Теперь он не видел лица Дали, казалось, она заговорила свободнее.
— Когда много летаешь, страх уходит. Есть чувство опасности, без него нам нельзя.
— У дяди моего оно, наверное, очень сильно… развито?
«Ах ты пигалица! — изумился в душе Соколов. — Да у тебя не только глаза, и зубки особенные». Строго сказал:
— Не думаю. Как раз в меру. Он хороший штурман, с ним я в небе спокоен.
— Хорошо летать, — вздохнула девушка. — Всю землю увидишь. Утром — лето, вечером — осень, сегодня — тайга или степь, завтра — горы или море. А у нас — только море…
Соколову захотелось ее утешить:
— С большой высоты и тайга, и степь, и даже море не так уж сильно отличаются. На земле мы чаще всего видим только аэродромы, а они похожи. Иметь море всегда рядом — совсем даже неплохо.
Влажный песок пляжа казался бурым, волны лениво накатывали на него мелкими гребешками, темными поплавками качались на отсвечивающей воде сонные чайки, сизый пасмурный горизонт наползал на берег, и где-то далеко над ним плыл мачтовый огонек судна.
— Здесь по утрам хорошо.

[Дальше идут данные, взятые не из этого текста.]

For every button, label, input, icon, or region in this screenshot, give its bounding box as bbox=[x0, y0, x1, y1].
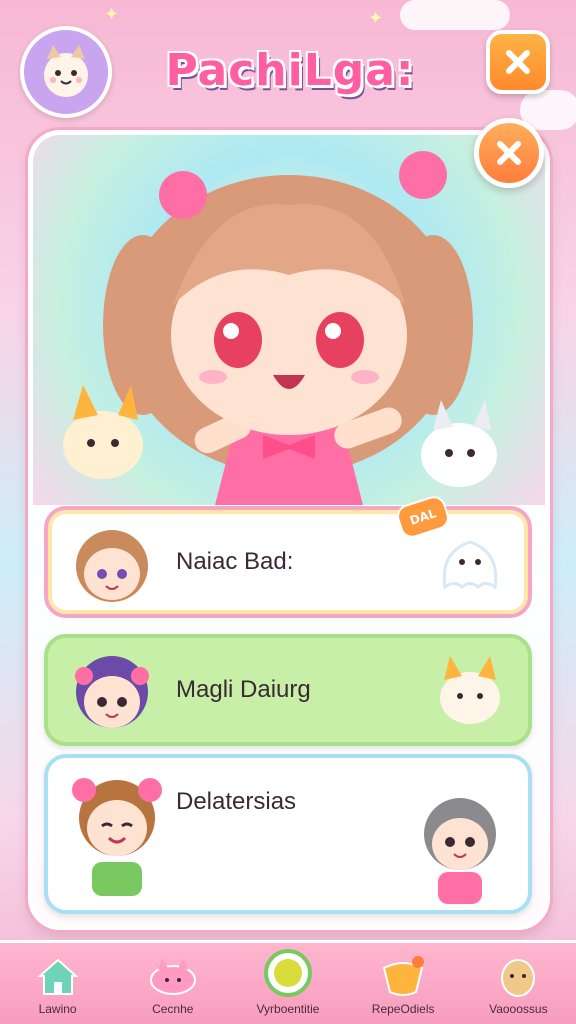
list-item-label: Delatersias bbox=[176, 788, 297, 815]
bottom-navigation: Lawino Cecnhe Vyrboentitie RepeOdiels Va… bbox=[0, 940, 576, 1024]
close-icon bbox=[506, 50, 530, 74]
hero-illustration bbox=[33, 135, 545, 505]
nav-label: Vaooossus bbox=[489, 1002, 548, 1016]
nav-item-vaooossus[interactable]: Vaooossus bbox=[463, 954, 573, 1016]
character-avatar-icon bbox=[76, 530, 148, 602]
close-icon bbox=[497, 141, 521, 165]
character-avatar-icon bbox=[72, 778, 162, 896]
close-button[interactable] bbox=[486, 30, 550, 94]
character-icon bbox=[501, 959, 536, 997]
nav-label: RepeOdiels bbox=[371, 1002, 435, 1016]
header: PachiLga: bbox=[0, 0, 576, 120]
app-title: PachiLga: bbox=[165, 44, 415, 96]
nav-item-repeodiels[interactable]: RepeOdiels bbox=[348, 954, 458, 1016]
nav-label: Lawino bbox=[38, 1002, 77, 1016]
candy-icon bbox=[382, 956, 425, 996]
nav-item-cecnhe[interactable]: Cecnhe bbox=[118, 954, 228, 1016]
list-item-label: Naiac Bad: bbox=[176, 548, 294, 575]
character-avatar-icon bbox=[424, 798, 496, 904]
list-item[interactable]: Magli Daiurg bbox=[44, 634, 532, 746]
nav-item-home[interactable]: Lawino bbox=[3, 954, 113, 1016]
nav-label: Vyrboentitie bbox=[256, 1002, 320, 1016]
ghost-icon bbox=[442, 540, 498, 590]
card-close-button[interactable] bbox=[474, 118, 544, 188]
house-icon bbox=[36, 958, 79, 995]
cat-icon bbox=[440, 656, 500, 724]
list-item-label: Magli Daiurg bbox=[176, 676, 311, 703]
nav-label: Cecnhe bbox=[152, 1002, 194, 1016]
list-item[interactable]: Naiac Bad: bbox=[44, 506, 532, 618]
character-avatar-icon bbox=[75, 656, 149, 728]
list-item[interactable]: Delatersias bbox=[44, 754, 532, 914]
chibi-character-illustration bbox=[63, 151, 497, 505]
coin-icon bbox=[263, 949, 312, 997]
cat-avatar-icon bbox=[44, 45, 88, 97]
nav-item-vyrboentitie[interactable]: Vyrboentitie bbox=[233, 948, 343, 1016]
cat-cloud-icon bbox=[149, 958, 196, 995]
profile-avatar[interactable] bbox=[20, 26, 112, 118]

Тихо-тихо, только море и… чайки. Я ждать отца привыкла. Маленькая была — камешки считала. На сколько дней отец ушел — столько камешков было… в ящике. По одному в день откладывала. Если их много, часть тайком от мамы прятала, Она находила и… незаметно возвращала.
Соколов тихо засмеялся. Сам-то он уж забыл свои детские хитрости.
— А я все жду отца. Как будто в море он… живет. Забыл нас, но вот вспомнит и вернется.
Она оступилась. Соколов осторожно поддержал ее, неожиданно для себя смутился от прикосновения теплой руки, но не выпустил ее локтя.
— Знаете, я тут янтарь находила. Два камня у меня есть… очень красивые. Только надо рано-рано вставать, его ночью… выносит море.
«Вот тебе, брат, и случай осчастливить». Соколов опустил руку в карман.
— Одну минуту. — Он остановился и, когда девушка повернулась к нему, надел на нее ожерелье.
— Что это? — Она провела рукой по камням, засмеялась. — Янтарь… Вы хороший подарок купили… она… обрадуется.
— Это — вам.
— Мне?.. Но… вы же не могли знать обо мне. Нет-нет, зачем же? Это дорогой подарок, и мама… спросит откуда. Спасибо вам, но я не могу… принять.
Она сняла и протянула ему ожерелье, наверное, не понимая в полудетской наивности, что мужчине невозможно взять обратно то, что он уже подарил.
— Мне некому его везти, — сказал Соколов. — И поверьте, я от чистого сердца.
Но она все так же протягивала ожерелье. Он подставил ладонь — в нее со стеклянным шорохом пролился холодок камней; сейчас они были темными, как осенний горизонт над морем, как поблескивающие в сумраке глаза Дали.